While we wait for the bus, Sharon talks to the woman staffing the admittance booth and gets a recommendation for a good place to grab fish and chips for lunch. She gives Sharon a new, dry map and points out a restaurant she says is a favorite of the locals. On the bus ride back, the driver pulls over for what may be a potential passenger. But her bus doesn't go where he wants to go. He's not satisfied with that answer and wants more information, so he stands on the bus step peppering her with questions. Finally she says, "Sir, I'm blocking traffic," and starts closing the door, forcing him off the step.

We find the recommended restaurant and enjoy a very good, though a bit expensive, meal. I'm sure many folks would consider the price reasonable, and it may well be for an Alaskan tourist area. Keep in mind, however, that I'm cheap, so my perspective may be skewed.

We pop into one of the tourist shops to buy sodas and add to Sharon's souvenir pressed-penny collection, then head back to the ship, where we'll spend the balance of the day, dry and warm. The only place Sharon won't be able to get a pressed-coin souvenir will turn out to be Vancouver. They have the machines, but the ones we run into only take Loons, and we wind up never having any Canadian money other than some pennies a man had given Sharon back in Skagway. Canadian pennies, or at least the ones he gives her are still mostly copper, as opposed to the copper-clad zinc coins we make in America.

Late in the afternoon, the captain makes an announcement. The number of people going to the medical area with cold and flu-like symptoms is up, he says, and they're taking steps to mitigate the situation. Passengers who appear to have the flu are being isolated and treated with antivirals, and we're all encouraged to practice proper sneezing and coughing etiquette and be sure to thoroughly and frequently wash our hands.

Sharon is developing a cold, but we only have a day left, and we have some OTC cold medicine, so we don't intend to patronize the infirmary.



I'm a bit fuzzy on this incident -- it may have actually taken place the next night -- but this will be the trip when my high-school French will actually prove to be somewhat helpful. We've taken all our meals in the buffet dining areas, which on this ship are really pretty nice, and wait staff take your orders for drinks and such. We're sitting at one of the larger tables when one of the wait staff brings an elderly woman over to sit at our table because everyone seems to be eating in that dining room, and space is limited. She can't carry her plate because she's unsteady and has to use a cane.

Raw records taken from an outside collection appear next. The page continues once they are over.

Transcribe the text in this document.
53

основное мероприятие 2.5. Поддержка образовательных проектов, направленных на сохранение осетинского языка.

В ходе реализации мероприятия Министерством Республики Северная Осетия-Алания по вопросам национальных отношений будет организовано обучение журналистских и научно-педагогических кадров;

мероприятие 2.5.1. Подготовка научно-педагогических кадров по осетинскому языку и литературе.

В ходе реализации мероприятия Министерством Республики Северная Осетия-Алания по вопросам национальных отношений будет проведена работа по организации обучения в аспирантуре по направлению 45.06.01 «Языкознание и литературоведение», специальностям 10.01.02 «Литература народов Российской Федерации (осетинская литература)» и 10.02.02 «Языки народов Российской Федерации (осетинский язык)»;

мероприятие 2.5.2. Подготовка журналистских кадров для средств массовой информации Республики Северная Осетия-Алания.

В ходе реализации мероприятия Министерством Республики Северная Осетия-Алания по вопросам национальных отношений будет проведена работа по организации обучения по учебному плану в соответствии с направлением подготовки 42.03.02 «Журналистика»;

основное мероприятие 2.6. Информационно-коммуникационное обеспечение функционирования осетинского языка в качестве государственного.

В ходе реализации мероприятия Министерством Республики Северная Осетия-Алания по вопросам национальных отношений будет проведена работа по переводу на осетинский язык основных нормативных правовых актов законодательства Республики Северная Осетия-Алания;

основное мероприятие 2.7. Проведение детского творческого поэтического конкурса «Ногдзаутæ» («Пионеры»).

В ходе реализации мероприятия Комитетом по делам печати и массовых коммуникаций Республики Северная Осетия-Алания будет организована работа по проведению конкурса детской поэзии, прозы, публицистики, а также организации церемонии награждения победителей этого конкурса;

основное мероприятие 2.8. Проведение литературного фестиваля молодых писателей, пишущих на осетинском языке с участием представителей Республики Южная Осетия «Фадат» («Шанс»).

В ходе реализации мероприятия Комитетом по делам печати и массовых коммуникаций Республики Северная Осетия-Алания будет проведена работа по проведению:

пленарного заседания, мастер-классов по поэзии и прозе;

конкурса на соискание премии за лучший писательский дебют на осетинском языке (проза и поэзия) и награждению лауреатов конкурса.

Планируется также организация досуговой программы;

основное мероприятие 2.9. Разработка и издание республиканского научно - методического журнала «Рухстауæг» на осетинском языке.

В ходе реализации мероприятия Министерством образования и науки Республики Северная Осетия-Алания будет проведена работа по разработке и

A young woman comes and asks "madame" what she would like to drink. The woman begins replying in French, most of which I don't get, but I do understand "le te chaud." I'm guessing that because the wait person called her madame, she thought the girl spoke French. And she doesn't speak English.

I glance at the waitperson's name tag and see that she is from Ukraine, and the puzzled look on her face indicates she has no idea what the French woman wants. Madame repeats her request. The Ukrainian woman guesses "tea?" The French woman nods and repeats the request. Again the puzzled look. I catch the Ukrainian's eye and say "hot tea." The French woman nods, and the Ukrainian asks if she wants it black. "Oui, black," the French woman replies then turns to me and begins expressing what is obviously her appreciation, though really I only understand "merci, merci beaucoup, monsieur." Before we leave, I wish her, "Bon soir, madame," and receive another outpouring of gratitude.

I have to mention the production show for this night. It's called "British Invasion," and we'll be treated to '60s music -- Beatles, the Who, Rolling Stones, etc. But the outfits the costumer has come up with for this show are beyond crazy. They sort of evoke the '60, but not. I wish I had broken the rules and taken a picture. It's too hard to describe. And though they did well with most of the songs, they annihilated others. Oh, well. None of the people performing were likely alive in the '60s. Who knows about the people who put the costumes together.